Jörg Taszman: Ja, ich entscheide mich jetzt für was Knallbuntes, nämlich für "Inglourious Basterds" von Quentin Tarantino, weil ich endlich mal im Kino eine Geschichte gesehen habe, wo Filmgeschichte genüsslich geplündert wird, wo eine andere Rachegeschichte erzählt wird und wo deutsche Schauspieler so gut sind wie nie in deutschen Filmen. Und das hat mir unglaublich gut gefallen.

Führer: Sie haben jetzt den gerade angelaufenen Film "Avatar" gar nicht erwähnt von James Cameron, wo ich weiß, dass Hans-Ulrich Pönack zumindest vollkommen begeistert von dem ist. Der ist ja auch eine technische Meisterleistung. Frau Heider, Sie sind aber nicht angetan?

Heider: Ich bin offensichtlich ein altmodischer Kinogänger. Selbst wenn mir die Augen übergehen, muss trotzdem das Herz aufgehen. Und das ist bei diesem Film eigentlich nicht gelungen. So verblüfft und so begeistert ich die Bilder gesehen habe, ich finde diese Geschichte wirklich althergebracht, fast banal, und das Schicksal der Welt wird wieder mal ausgekämpft am Ende von Panzern, Flugzeugen und Männern. Und da war mir ein bisschen wenig investiert, so viel wie investiert wurde in wirklich ein überwältigendes, visuelles Erlebnis.

Führer: Jetzt das flammende Plädoyer von Hans-Ulrich Pönack?

Pönack: Na ja, für mich ist das ein kinematografisches Sensationsereignis, also, hier geht das Kino weiter, sowohl in technischer Hinsicht als auch, wie ich denke, in inhaltlicher Hinsicht. Denn in inhaltlicher Hinsicht sagt der Film uns, dass sich an der Welt nichts verändern wird, dass wir im 22. Jahrhundert genau die gleichen schlimmen Amerikaner haben als Weltpolizei, als Sheriffs und die alles niedermachen, was ihren Interessen sich entgegenstellt. Und das finde ich schon phänomenal.

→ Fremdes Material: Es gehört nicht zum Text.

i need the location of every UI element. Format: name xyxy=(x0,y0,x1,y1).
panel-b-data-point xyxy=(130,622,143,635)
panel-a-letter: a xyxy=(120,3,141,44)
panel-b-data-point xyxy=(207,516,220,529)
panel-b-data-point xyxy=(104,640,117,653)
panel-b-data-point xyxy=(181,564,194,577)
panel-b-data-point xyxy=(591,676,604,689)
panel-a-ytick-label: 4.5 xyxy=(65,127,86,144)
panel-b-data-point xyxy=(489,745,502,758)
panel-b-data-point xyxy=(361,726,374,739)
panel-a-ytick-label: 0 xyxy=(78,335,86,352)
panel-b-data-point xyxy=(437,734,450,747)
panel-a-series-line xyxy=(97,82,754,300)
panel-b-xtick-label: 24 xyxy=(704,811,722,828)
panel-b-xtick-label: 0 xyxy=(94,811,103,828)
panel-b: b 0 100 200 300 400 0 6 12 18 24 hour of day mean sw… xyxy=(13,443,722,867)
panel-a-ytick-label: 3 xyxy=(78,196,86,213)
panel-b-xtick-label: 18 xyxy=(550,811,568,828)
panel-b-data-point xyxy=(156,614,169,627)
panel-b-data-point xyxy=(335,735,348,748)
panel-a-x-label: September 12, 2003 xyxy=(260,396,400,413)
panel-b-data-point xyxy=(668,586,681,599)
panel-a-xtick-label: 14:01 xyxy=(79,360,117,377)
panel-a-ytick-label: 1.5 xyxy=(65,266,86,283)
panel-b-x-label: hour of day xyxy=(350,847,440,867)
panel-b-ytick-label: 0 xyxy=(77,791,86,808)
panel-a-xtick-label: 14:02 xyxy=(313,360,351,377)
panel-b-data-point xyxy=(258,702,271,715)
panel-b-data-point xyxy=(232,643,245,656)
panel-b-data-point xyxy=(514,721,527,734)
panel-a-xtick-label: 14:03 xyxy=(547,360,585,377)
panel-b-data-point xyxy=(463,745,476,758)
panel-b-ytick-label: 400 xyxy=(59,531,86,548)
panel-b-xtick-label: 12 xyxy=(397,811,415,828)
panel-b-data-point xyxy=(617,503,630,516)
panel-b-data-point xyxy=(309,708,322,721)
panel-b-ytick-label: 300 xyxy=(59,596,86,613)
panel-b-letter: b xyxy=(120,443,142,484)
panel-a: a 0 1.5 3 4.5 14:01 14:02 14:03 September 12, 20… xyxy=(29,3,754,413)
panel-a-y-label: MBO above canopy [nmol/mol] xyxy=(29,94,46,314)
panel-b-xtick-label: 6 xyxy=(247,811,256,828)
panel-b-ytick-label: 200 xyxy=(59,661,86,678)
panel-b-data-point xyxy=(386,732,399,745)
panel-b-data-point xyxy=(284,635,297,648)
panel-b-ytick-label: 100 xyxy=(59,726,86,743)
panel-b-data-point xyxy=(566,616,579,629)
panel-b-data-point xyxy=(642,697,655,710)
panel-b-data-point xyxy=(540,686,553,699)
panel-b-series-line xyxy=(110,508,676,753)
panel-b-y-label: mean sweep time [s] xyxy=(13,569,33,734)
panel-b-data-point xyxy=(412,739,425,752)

Aber mich hat das auch visuell absolut überzeugt und ich finde das grandios. Ich denke, das ist ein Meisterwerk. Aber wir vergessen bei solchen Rückblicken gerne die Filme vom Anfang des Jahres, und deshalb habe ich auf "Frost/Nixon" gesetzt, der mich auch intellektuell außerordentlich interessiert, gepackt hat und auf den sicherlich jetzt im Dezember niemand kommt, weil er im Februar angelaufen ist und da war es mir einfach wichtig, auf den noch mal als großen Film des Jahres hinzuweisen.

Führer: Blicken wir mal ein bisschen spezieller auf den deutschen Film, für den war das ja wirtschaftlich ein richtig gutes Jahr, über 25 Prozent Marktanteil. War es künstlerisch auch ein gutes Jahr? Welches sind denn Ihre deutschen Filmfavoriten, Jörg Taszman?

Taszman: Ich würde sagen, wir müssen immer sehr vorsichtig sein mit diesen Jubelzahlen, da werden alle amerikanischen Koproduktionen mit eingerechnet, in dem Fall die zwei Millionen Zuschauer von "Der Vorleser", die zwei Millionen Zuschauer von "Inglorious Basterds", die 1,3 Millionen Zuschauer von dem Tom Cruise Stauffenberg-Film, das ist dann plötzlich auch alles deutscher Film, so kommt man dann auf 25 Prozent.

Und wenn wir uns dann letztendlich angucken, was war denn wirklich deutschsprachiges Kino, was hat denn wirklich ... ist hier in Deutschland produziert worden, dann sieht es schon ein bisschen dünner aus, dann laufen eigentlich nur noch Komödien wirklich gut, in dem Fall "Zweiohrküken", der mich ganz amüsiert hat, oder "Wiki und die starken Männer".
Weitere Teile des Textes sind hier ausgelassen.